Another comment had the exact opposite effect. When we were about to be discharged from the hospital after Christine’s second surgery, a nurse escorted us to a large waiting room to see the doctor one last time. The nurse in charge of the waiting area, an ample older black woman named Arlene—ironically the name of my mother—walked through the rows of chairs. She stopped before me, took Christine in her arms, rocked her gently and locked eyes with me. “God’s got His hands on this chile.”
I can’t begin to relay the number of times those words acted like Aladdin’s magic carpet of hope that gave me the courage to look beyond the rough moments of raising a visually impaired child to the vistas of hope beyond. They were words of prophetic grace, intoning a blessing on my child. Now, twenty-seven years later, Arlene’s words have proved true over and over again as our daughter has gone on several not-so-short mission trips, instructs English as a second language at a public university, and is now learning to drive with only a few restrictions.
So often, when we hear about a crisis, our minds connect to other similar situations. Our brains overflow to our mouths and we bust out with similar stories, forgetting to censor the more negative ones. Which of us haven’t had someone say, “Oh I know someone who had that and they died”? Or in our well-meaning efforts to show compassion, we focus on the problem rather than the solution.
Extend hope! Be encouraging! Remind your hurting friends of a Big God who can handle any crisis. Tell the good stories. (You have my full permission to tell a family about the little girl born blind who is now an independent, godly woman who is learning to drive!)
If you see a family in crisis, you don’t have to stand helplessly by. When they are too exhausted to walk the journey any more, your prayers, help, and hope carries them through. You do make a difference.
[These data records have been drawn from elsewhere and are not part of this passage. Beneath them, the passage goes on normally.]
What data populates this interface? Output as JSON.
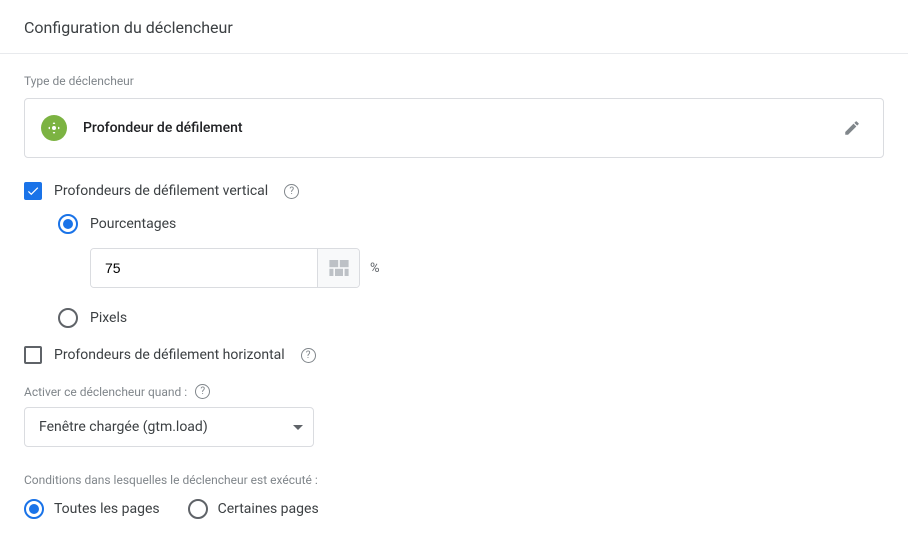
{
  "header": {
    "title": "Configuration du déclencheur"
  },
  "triggerType": {
    "label": "Type de déclencheur",
    "name": "Profondeur de défilement"
  },
  "verticalScroll": {
    "checkboxLabel": "Profondeurs de défilement vertical",
    "percentages": {
      "label": "Pourcentages",
      "value": "75",
      "unit": "%"
    },
    "pixels": {
      "label": "Pixels"
    }
  },
  "horizontalScroll": {
    "checkboxLabel": "Profondeurs de défilement horizontal"
  },
  "activate": {
    "label": "Activer ce déclencheur quand :",
    "selected": "Fenêtre chargée (gtm.load)"
  },
  "conditions": {
    "label": "Conditions dans lesquelles le déclencheur est exécuté :",
    "allPages": "Toutes les pages",
    "somePages": "Certaines pages"
  }
}
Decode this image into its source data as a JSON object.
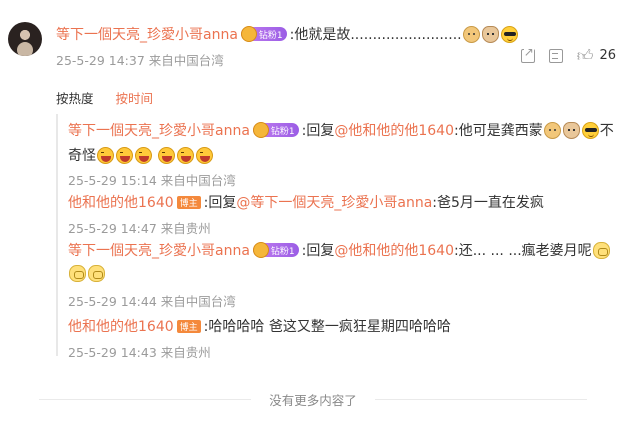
{
  "comment": {
    "username": "等下一個天亮_珍愛小哥anna",
    "badge": "钻粉1",
    "text": ":他就是故.........................",
    "emojis": [
      "doge-emoji",
      "cat-emoji",
      "cool-emoji"
    ],
    "meta": "25-5-29 14:37 来自中国台湾",
    "like_count": "26"
  },
  "sort": {
    "hot": "按热度",
    "time": "按时间"
  },
  "replies": [
    {
      "username": "等下一個天亮_珍愛小哥anna",
      "badge": "钻粉1",
      "prefix": ":回复",
      "mention": "@他和他的他1640",
      "text": ":他可是龚西蒙",
      "text2": "不",
      "text3": "奇怪",
      "meta": "25-5-29 15:14 来自中国台湾"
    },
    {
      "username": "他和他的他1640",
      "badge": "博主",
      "prefix": ":回复",
      "mention": "@等下一個天亮_珍愛小哥anna",
      "text": ":爸5月一直在发疯",
      "meta": "25-5-29 14:47 来自贵州"
    },
    {
      "username": "等下一個天亮_珍愛小哥anna",
      "badge": "钻粉1",
      "prefix": ":回复",
      "mention": "@他和他的他1640",
      "text": ":还... ... ...瘋老婆月呢",
      "meta": "25-5-29 14:44 来自中国台湾"
    },
    {
      "username": "他和他的他1640",
      "badge": "博主",
      "text": ":哈哈哈哈 爸这又整一疯狂星期四哈哈哈",
      "meta": "25-5-29 14:43 来自贵州"
    }
  ],
  "footer": {
    "text": "没有更多内容了"
  },
  "colors": {
    "accent": "#eb7350",
    "meta": "#9b9b9b",
    "diamond_badge": "#9b5de5",
    "host_badge": "#f4893c"
  }
}
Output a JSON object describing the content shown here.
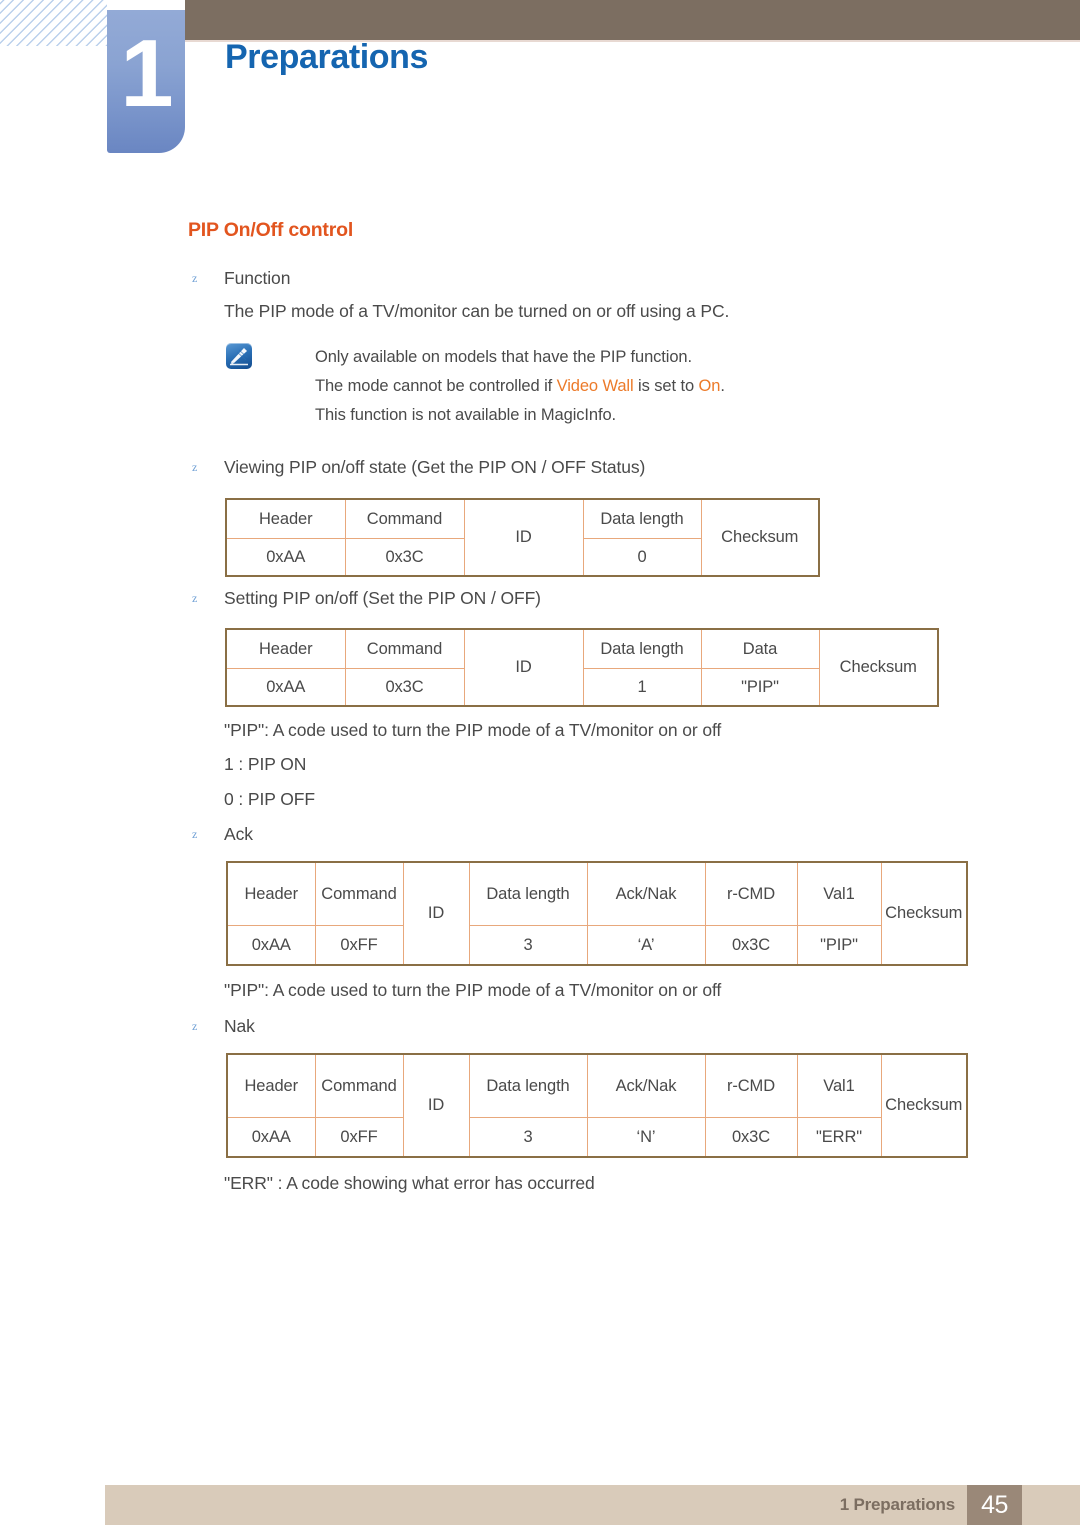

And can I ask you to stop a moment and pray for Reid and his family. After you do, think of similar situation closer to your heart, one you know of. Ask yourself, what can you do to help the family cope? Pray? Send a card telling them you are praying? Organize a bake sale to help pay for medical bills? Offer to watch their other children while they take their suffering child to the doctor? Provide a gift card to a restaurant? Any thing you do does more than the actual gift. Your efforts, your words, your gifts shout, “Someone knows and someone cares.”